- O Estado de S. Paulo
A denúncia da Procuradoria-Geral da República contra o deputado Eduardo Cunha, inimigo número um do Palácio do Planalto, era esperada há tempos, mas chegou no mesmo dia em que movimentos ligados ao PT faziam manifestações de rua a favor da presidente Dilma Rousseff e justamente em meio a uma forte ofensiva do governo para evitar que o Congresso e o empresariado batam asas atrás da opinião pública.
Há décadas, desde que Cunha despontou na política, já enrolado em maracutaias, sabe-se que ele é bastante polêmico e, de santo, não tem nada. Mas, se a Procuradoria foi rápida para denunciar Cunha, junto com o senador e ex-presidente Fernando Collor e a ex-deputada Solange Almeida, “a lista do Janot” – ou seja, dos investigados do procurador-geral, Rodrigo Janot – vai muito além dos três. São 53 políticos, praticamente todos eles de partidos aliados ao governo, como PP, PMDB e PT.
A denúncia contra Cunha, bastante consistente, constitui um fato gravíssimo e pode transformar o presidente da Câmara em réu no Supremo Tribunal Federal, afetando ainda mais a imagem já tão combalida do Congresso, dos políticos e dos partidos. Mas, além disso, o cerco ele mexe bastante no tabuleiro político. Pelo menos cem parlamentares, de dez partidos, já pedem a sua destituição da presidência, outros líderes pregam o “direito de defesa”, os governistas comemoram e o PSDB fica numa saia justa.

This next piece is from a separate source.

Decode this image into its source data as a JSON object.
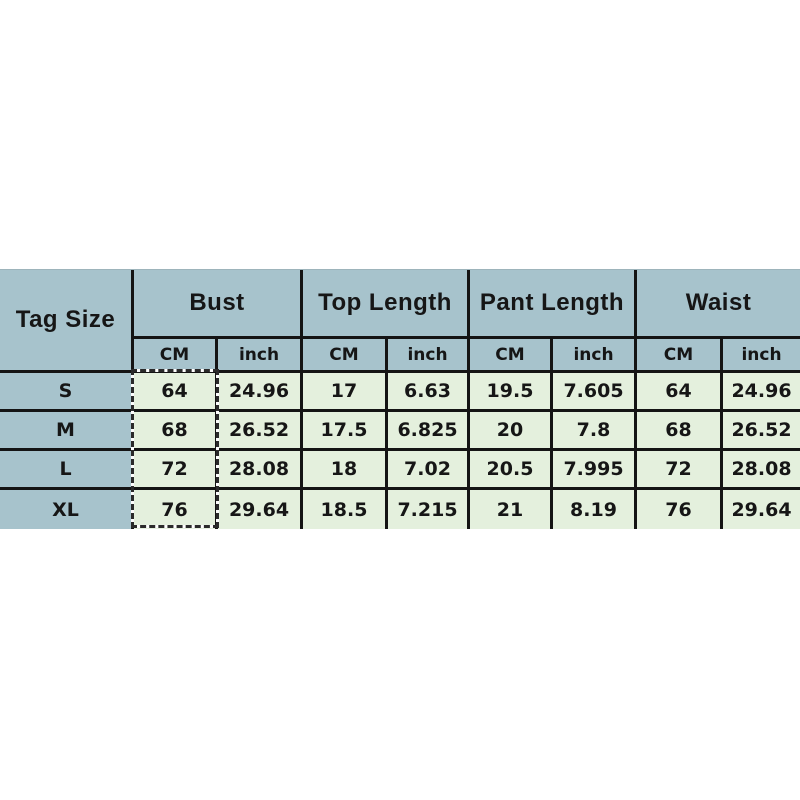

Liderados pelo PSOL, dez partidos querem a renúncia ou a destituição de Cunha da presidência por um motivo cristalino: a tentativa de preservar a dignidade da Câmara. Mas essa pode não ser a única motivação do PT e de partidos governistas, pois Cunha, que já era o inimigo número um de Dilma, agora é uma fera ferida e sem muito a perder. Antes de sair ou virar réu, pode acionar o botão mágico de um processo de impeachment da presidente.
Já a posição do PSDB e do DEM é dúbia, o que não chega a ser exatamente uma novidade. Numa relação errática com Cunha, os tucanos querem tirar proveito da agressividade dele contra o governo, mas sem se confundir com ele. Ora se aproximam de Cunha, para espicaçar melhor o governo; ora se afastam, para não se contaminarem com a má fama e os processos do deputado.
Neste momento, já há quem no PSDB defenda jogar a fera ferida a seus predadores, ou seja, às feras governistas. Para essa corrente, continuando a metáfora zoológica, seria como tirar o “bode da sala”. Sem Eduardo Cunha e tudo o que ele representa, estaria aberto caminho para uma aproximação mais ousada e mais explícita entre PSDB e PMDB a favor do afastamento de Dilma e posse do vice Michel Temer. Uma coisa é fazer acordo para Temer, Cunha e Renan Calheiros assumirem. Outra seria uma aliança com Temer e Renan para governar.
De qualquer forma, a Câmara e o Senado estão com uma enorme batata quente nas mãos, porque é aquela velha história: contra fatos não há argumentos, e os fatos envolvendo Eduardo Cunha parecem muito bem embasados. São milhões de dólares de empresas que têm contratos com a Petrobrás que passearam por contas no exterior, por notas frias e até por igrejas e foram parar nas contas de Cunha e de Collor. Quanto à ex-deputada Solange Almeida, ela foi laranja das tramoias de Cunha.
A chance de Cunha manter a presidência da Câmara é zero, mas todo mundo já sabe como ele é e como ele age. Ele vai gritar, espernear e usar a metralhadora giratória antes de cair. E, certamente, não cairá sozinho. Até lá, o mundo político faz contas, considerando o que interessa ao governo, o que convém à oposição e como a queda dele pode reverter a favor ou contra Dilma.
A opinião pública e as manifestações de ontem dos movimentos alinhados ao PT querem o sangue de Eduardo Cunha, mas, com honrosas exceções, o mundinho político em Brasília quer mesmo é saber quem vai se dar bem ou se dar mal com a desgraça dele.